Ok, let's try it. First, SmartCheck just runs QuickCheck:
*Div0> divTest
*** Failed! Falsifiable (after 11 tests):
A (A (D (A (C (-3)) (C 40)) (C 11)) (D (C (-5)) (C (-42)))) (D (A (D (C (-9)) (C 29)) (C (-23))) (A (D (C (-6)) (D (C 23) (C (-20)))) (D (D (C (-13)) (C (-35))) (D (C 0) (C (-4))))))
SmartCheck takes the output from QuickCheck and tries systematic shrinking:
*** Smart Shrinking ...
*** Smart-shrunk value:
D (D (C (-13)) (C (-35))) (D (C 0) (C (-4)))
Ok, that's some progress! Now SmartCheck attempt to generalize this minimal counterexample:
*** Extrapolating ...
*** Extrapolated value:
forall x0 x1:
D x1 (D (C 0) x0)
Ahah! We see that for any possible subvalues x0 and x1, the above value fails. Our precondition divSubTerms did not account for the possibility of a non-terminal divisor evaluating to 0; we only pattern-matched on constants.
SmartCheck asks us if we want to continue:
Attempt to find a new counterexample? ('Enter' to continue; any character
then 'Enter' to quit.)
SmartCheck will omit any term that has the "same shape" as D x1 (D (C 0) x0) and try to find a new counterexample.
*** Failed! Falsifiable (after 13 tests):
D (A (C 23) (C (-52))) (A (D (D (C 52) (C 72)) (D (D (D (C 28) (C (-32))) (A (C 36) (C (-85)))) (C (-32)))) (A (A (A (C (-122)) (C (-76))) (C 52)) (D (D (D (C 91) (C 98)) (D (C 122) (C 64))) (C 5))))
*** Smart Shrinking ...
*** Smart-shrunk value:
D (D (C 52) (C 72)) (A (C (-1)) (C 1))
*** Extrapolating ...
*** Extrapolated value:
forall x0:
D x0 (A C (-1) (C 1))
We find another counterexample; this time, the divisor is an addition term.
We might ask SmartCheck to find another counterexample:
...
*** Extrapolating ...
*** Could not extrapolate a new value; done.

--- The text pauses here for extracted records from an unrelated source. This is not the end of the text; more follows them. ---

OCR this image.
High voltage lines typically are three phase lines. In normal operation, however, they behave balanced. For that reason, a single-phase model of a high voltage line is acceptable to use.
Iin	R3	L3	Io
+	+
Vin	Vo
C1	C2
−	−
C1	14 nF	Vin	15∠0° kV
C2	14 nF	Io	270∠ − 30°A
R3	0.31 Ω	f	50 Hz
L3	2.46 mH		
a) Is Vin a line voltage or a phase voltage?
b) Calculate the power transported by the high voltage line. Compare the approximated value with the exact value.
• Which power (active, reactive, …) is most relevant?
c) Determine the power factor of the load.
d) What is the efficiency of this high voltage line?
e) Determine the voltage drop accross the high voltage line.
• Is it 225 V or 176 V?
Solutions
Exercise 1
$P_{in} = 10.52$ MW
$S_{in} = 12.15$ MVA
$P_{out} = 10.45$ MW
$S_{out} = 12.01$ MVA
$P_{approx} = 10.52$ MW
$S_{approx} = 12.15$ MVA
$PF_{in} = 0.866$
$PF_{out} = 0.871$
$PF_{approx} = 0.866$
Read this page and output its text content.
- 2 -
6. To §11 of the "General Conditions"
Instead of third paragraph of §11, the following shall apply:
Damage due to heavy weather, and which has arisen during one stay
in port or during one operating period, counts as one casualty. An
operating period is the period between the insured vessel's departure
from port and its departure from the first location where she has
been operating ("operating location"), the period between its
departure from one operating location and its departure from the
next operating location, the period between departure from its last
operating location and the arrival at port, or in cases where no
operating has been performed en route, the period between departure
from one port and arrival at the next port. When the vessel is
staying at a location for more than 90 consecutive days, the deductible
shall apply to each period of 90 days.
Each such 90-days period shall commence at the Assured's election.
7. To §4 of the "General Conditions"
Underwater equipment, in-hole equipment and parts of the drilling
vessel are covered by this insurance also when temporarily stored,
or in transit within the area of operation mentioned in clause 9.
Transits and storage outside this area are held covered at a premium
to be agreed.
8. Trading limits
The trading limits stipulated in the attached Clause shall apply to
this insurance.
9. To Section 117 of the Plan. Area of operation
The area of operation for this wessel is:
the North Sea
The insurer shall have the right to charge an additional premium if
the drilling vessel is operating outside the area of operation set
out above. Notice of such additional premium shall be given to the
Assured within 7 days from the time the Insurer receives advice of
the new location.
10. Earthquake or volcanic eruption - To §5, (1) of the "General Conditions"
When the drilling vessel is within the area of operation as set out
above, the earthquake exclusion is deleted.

At this point, SmartCheck can't find a newly-shaped counterexample. (This doesn't mean there aren't more---you can try to increase the standard arguments to QuickCheck to allow more failed test before giving up (maxDiscard) or increasing the size of tests (maxSize). Or you could simply just keep running the real-eval-print loop.)